Но Канкрин был слишком деятельной натурой, чтобы бездействовать. Находясь не у дел, он не отдыхал. То, что им создано в недолгие годы его вынужденного бездействия, наполнило бы, может быть, всю жизнь менее даровитой и энергичной натуры. Кроме записки об освобождении крестьян от крепостной зависимости, Канкрин составил в это время еще другую записку, почти никому неизвестную, но, тем не менее, бросающую яркий свет на прозорливость и дарования этого необыкновенного деятеля. Она озаглавлена: “Записка Канкрина относительно описания походов против турок”. Дело в том, что военные люди, тяготясь бездействием после войны, задумали составить описание всех наших турецких войн, начиная с войн Петра Великого, в ожидании, конечно, новой войны, которая разразилась через десять лет. Главным инициатором этого предприятия был начальник штаба второй армии генерал-адъютант Киселев. Узнав об этом, Канкрин тотчас же подал записку, в которой чрезвычайно метко указал на план подобного описания наших турецких войн и выяснил его основную программу. Но в то же время он отнесся к делу весьма скептично, и вот на каком основании. “В нынешнее время, – писал он, – фрунт начинает себе воображать, что он победил в последней войне, далеко отбрасывая от себя школьничество наук”. Он тут же извиняется за свой “штиль”, так как “всегда сражается с русским языком, не зная оный фундаментально”. Но это незнание русского языка не помешало ему и в данном случае выразить глубокую мысль, предвидеть тот страшный вред, который нам нанесет “фрунт” и пренебрежение к “школьничеству наук”. Как и предвидел Канкрин, затеянное большое предприятие не осуществилось.

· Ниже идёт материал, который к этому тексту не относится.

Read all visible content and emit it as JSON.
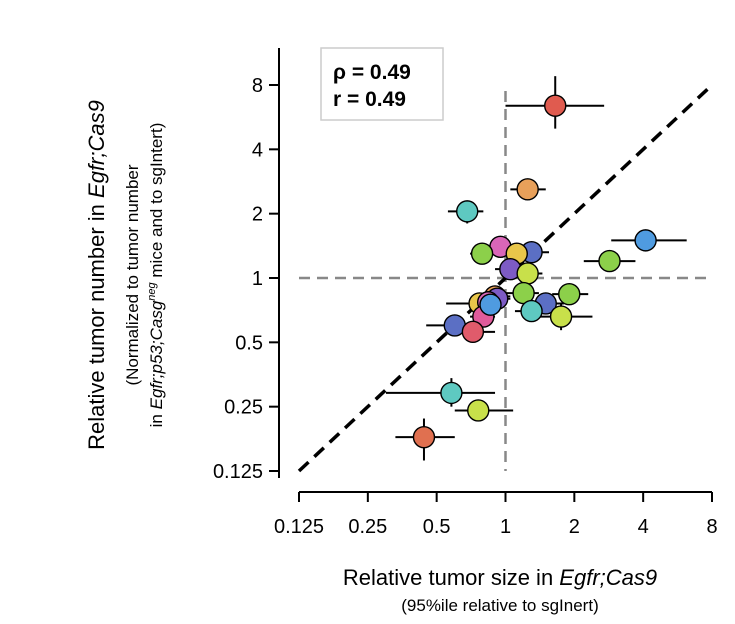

Но, конечно, не эти две записки мы имели в виду, когда говорили о том, что Канкрин во время своего видимого бездействия был в сущности очень деятелен. Вообще он всегда, когда прерывались его служебные обязанности, возвращался к ученому или литературному труду. Как мы видели, он тотчас по окончании университетского курса написал большой роман. Затем, когда приехал в Россию и томился вынужденным бездействием или даже во время исполнения своих служебных обязанностей, составлял разные записки экономического или военного содержания, писал фельетоны в газетах или ученые труды. В нем, как мы уже отметили, соединялись две черты, редко встречающиеся в одном и том же лице. Он был в одно и то же время холодным умом, превосходным счетчиком и большим любителем искусства почти во всех его проявлениях: он любил поэзию, музыку, архитектуру. Мало того, его суждения в эстетических вопросах были чрезвычайно метки, иногда даже глубоки, и, когда только время ему позволяло, он предавался эстетическим наслаждениям или художественной критике с такой же горячностью, с какой в другое время посвящал себя сухим финансовым вопросам и делам. Но к этой стороне его деятельности мы вернемся еще впоследствии; здесь же мы хотели только отметить, что Канкрин никогда не знал отдыха и что, оставив пост генерал-интенданта армии, он обогатил ученую и экономическую литературу двумя исследованиями, из которых одно в особенности доставило ему европейскую известность. В 1821 году появилось его сочинение “Weltreichtum, Nationalreichtum und Staatswirtschaft”[5], a в 1823 – последний, третий, том его большого труда: “Ueber die Militar-Oekonomie im Frieden und Kriege und ihr Wechselverhaltniss zu den Operationen”.[6]

вернуться

5

“Мировое богатство, национальное богатство и государственное хозяйство” (нем.).

вернуться

6

“О военной экономике в военную и в мирную пору, а также о ее взаимосвязях с военными действиями” (нем.).